By Senior Correspondent Desirée Taylor
Superstorm Sandy left numerous downed trees. They blocked roadways, fell on power lines and homes and, in some cases, they caused injuries and deaths. In light of this, some officials and residents question how safe and stable the trees are in their community. Among them is Ernesto Rodriguez. He wants to remove two municipal-owned trees located on his front lawn because he’s fearful the 60-foot oak trees could topple over in a storm. That’s what happened to several trees in his neighborhood during superstorm Sandy.
“That tree fell … another oak tree over here fell and I think one crushed the mayor’s car,” said Ernesto Rodriguez. No one was hurt but Rodriguez is worried the next downed tree could potentially kill someone. Despite his concerns, he said the Ho-Ho-Kus Shade Tree Commission denied his request to cut down the trees on his front lawn because an inspector determined the trees were healthy.
Ho-Ho-Kus Mayor Thomas Randall said preserving healthy trees is one of the goals of the Shade Tree Commission. But he points out that safety is also a priority. That’s why trees were inspected along a pathway leading to a local school. In light of the recent storms, the mayor said the town may reexamine its tree removal policies. But he believes there should be a legitimate reason to cut a tree down, not simply because a resident thinks a tree is too tall or old.

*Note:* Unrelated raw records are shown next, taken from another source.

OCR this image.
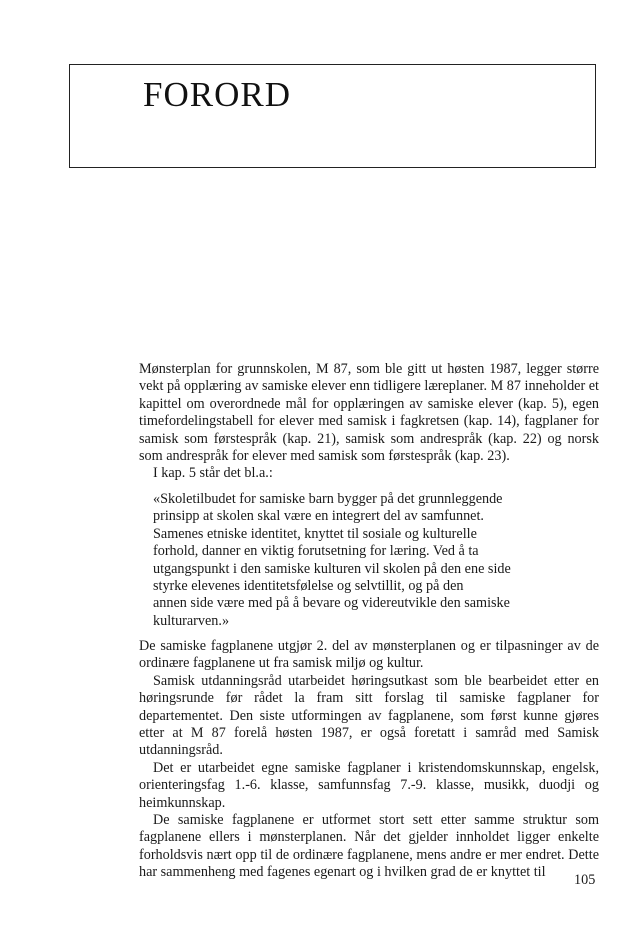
FORORD

Mønsterplan for grunnskolen, M 87, som ble gitt ut høsten 1987, legger større vekt på opplæring av samiske elever enn tidligere læreplaner. M 87 inneholder et kapittel om overordnede mål for opplæringen av samiske elever (kap. 5), egen timefordelingstabell for elever med samisk i fagkretsen (kap. 14), fagplaner for samisk som førstespråk (kap. 21), samisk som andrespråk (kap. 22) og norsk som andrespråk for elever med samisk som førstespråk (kap. 23).

I kap. 5 står det bl.a.:

«Skoletilbudet for samiske barn bygger på det grunnleggende
prinsipp at skolen skal være en integrert del av samfunnet.
Samenes etniske identitet, knyttet til sosiale og kulturelle
forhold, danner en viktig forutsetning for læring. Ved å ta
utgangspunkt i den samiske kulturen vil skolen på den ene side
styrke elevenes identitetsfølelse og selvtillit, og på den
annen side være med på å bevare og videreutvikle den samiske
kulturarven.»

De samiske fagplanene utgjør 2. del av mønsterplanen og er tilpasninger av de ordinære fagplanene ut fra samisk miljø og kultur.

Samisk utdanningsråd utarbeidet høringsutkast som ble bearbeidet etter en høringsrunde før rådet la fram sitt forslag til samiske fagplaner for departementet. Den siste utformingen av fagplanene, som først kunne gjøres etter at M 87 forelå høsten 1987, er også foretatt i samråd med Samisk utdanningsråd.

Det er utarbeidet egne samiske fagplaner i kristendomskunnskap, engelsk, orienteringsfag 1.-6. klasse, samfunnsfag 7.-9. klasse, musikk, duodji og heimkunnskap.

De samiske fagplanene er utformet stort sett etter samme struktur som fagplanene ellers i mønsterplanen. Når det gjelder innholdet ligger enkelte forholdsvis nært opp til de ordinære fagplanene, mens andre er mer endret. Dette har sammenheng med fagenes egenart og i hvilken grad de er knyttet til	105
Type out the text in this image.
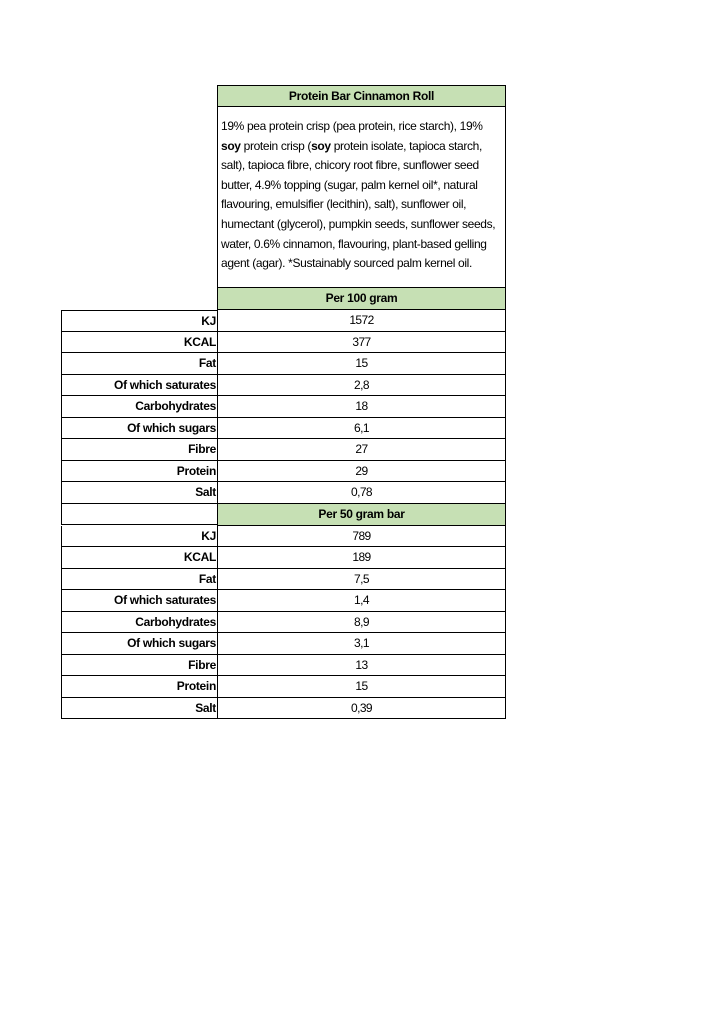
Protein Bar Cinnamon Roll
19% pea protein crisp (pea protein, rice starch), 19% soy protein crisp (soy protein isolate, tapioca starch, salt), tapioca fibre, chicory root fibre, sunflower seed butter, 4.9% topping (sugar, palm kernel oil*, natural flavouring, emulsifier (lecithin), salt), sunflower oil, humectant (glycerol), pumpkin seeds, sunflower seeds, water, 0.6% cinnamon, flavouring, plant-based gelling agent (agar). *Sustainably sourced palm kernel oil.
Per 100 gram
KJ	1572
KCAL	377
Fat	15
Of which saturates	2,8
Carbohydrates	18
Of which sugars	6,1
Fibre	27
Protein	29
Salt	0,78
Per 50 gram bar
KJ	789
KCAL	189
Fat	7,5
Of which saturates	1,4
Carbohydrates	8,9
Of which sugars	3,1
Fibre	13
Protein	15
Salt	0,39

The rules dictating when a tree can be removed vary from town to town. Some municipalities base the criteria on the diameter and height of the tree. Others limit the total number of trees that can be cut down per year without a permit. Attorney Kenneth Porro recommends residents check local codes before attempting to fell any tree because the penalties can be costly. “In the days of old you could easily remove a tree … Now what’s happened, through the evolution of development, local government has established ordinances … that regulate the removal of trees.”